Za rozwiązywanie tych umów odpowiedzialny jest Walter Jeklin, który od tego roku pełni funkcję generalnego menedżera w Stelmecie Zielona Góra. Słoweniec zaznacza, że negocjacje trwają. - Do końca tego tygodnia wszystko ma być jasne i wówczas ogłosimy wszystkie szczegóły. Teraz te rzeczy są w trakcie i nie chcemy w tym momencie na ten temat dyskutować z szacunku dla zawodników - zapowiada Jeklin.
Zawodnicy cały czas jednak trenują z zespołem, ale oczywiście nie wystąpią w meczu z Bayernem Monachium. - Takie są zapisy w kontrakcie, więc zarówno my, jak i oni muszą przestrzegać tego. Dopóki umowa jest zawarta to musimy się jej trzymać. Biorą udział w treningu, a w międzyczasie są prowadzone negocjacje związane z ich kontraktami. Wydaje mi się, że do końca tygodnia wszystko będzie rozstrzygnięte - dodaje Jeklin.
Richard Thomas Guinn oraz Russell Robinson po prostu nie przekonali do siebie sztabu szkoleniowego, jak i działaczy Stelmetu Zielona Góra. Guinn miał być prawdziwą "skałą nie do przejścia", a okazał się zawodnikiem, który przede wszystkim stoi na dystansie i tam stara się zdobywać punkty. Klub potrzebował jednak gracza, który gra w strefie podkoszowej, a Guinn tego nie zapewniał. Z Robinsonem z kolei był taki problem, że on lepiej sobie radził na pozycji rzucającego obrońcy, a nie rozgrywającego. Klub ściągnął nawet Ervinga Walkera, aby wzmocnić konkurencję dla Łukasza Koszarka.

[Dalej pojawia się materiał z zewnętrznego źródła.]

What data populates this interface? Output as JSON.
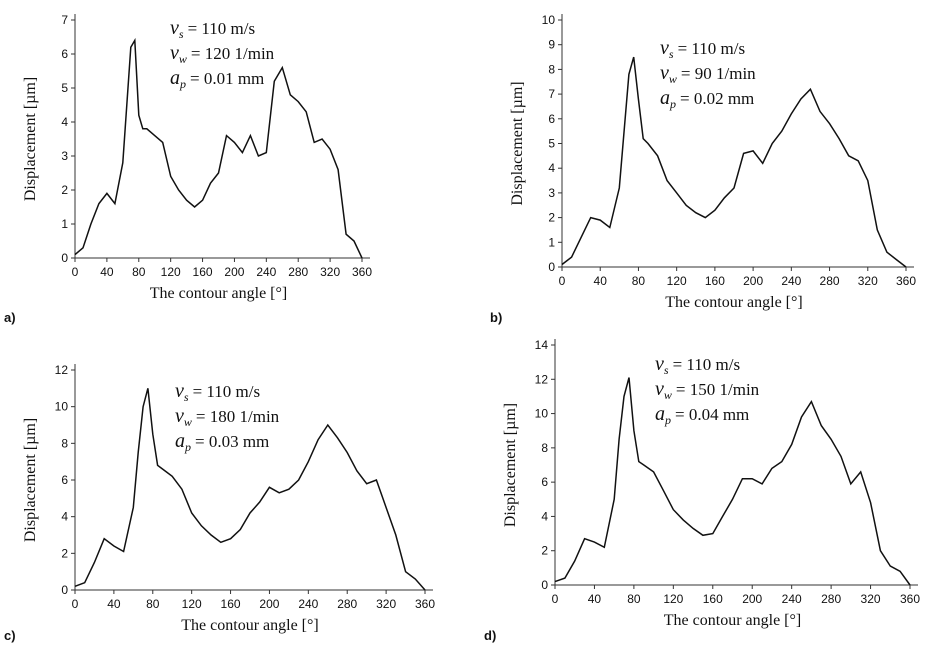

A może bałagan w Stelmecie w rzeczywistości nie istnieje, tylko krytyczna opinia Jankowskiego ma inne podłoże? - Nie szukam dziury w całym. Dziennikarz poprosił mnie o opinię. Opowiedziałem o tym, co widzę i podzieliłem się wnioskami - odpowiada były kapitan koszykarskiej reprezentacji Polski.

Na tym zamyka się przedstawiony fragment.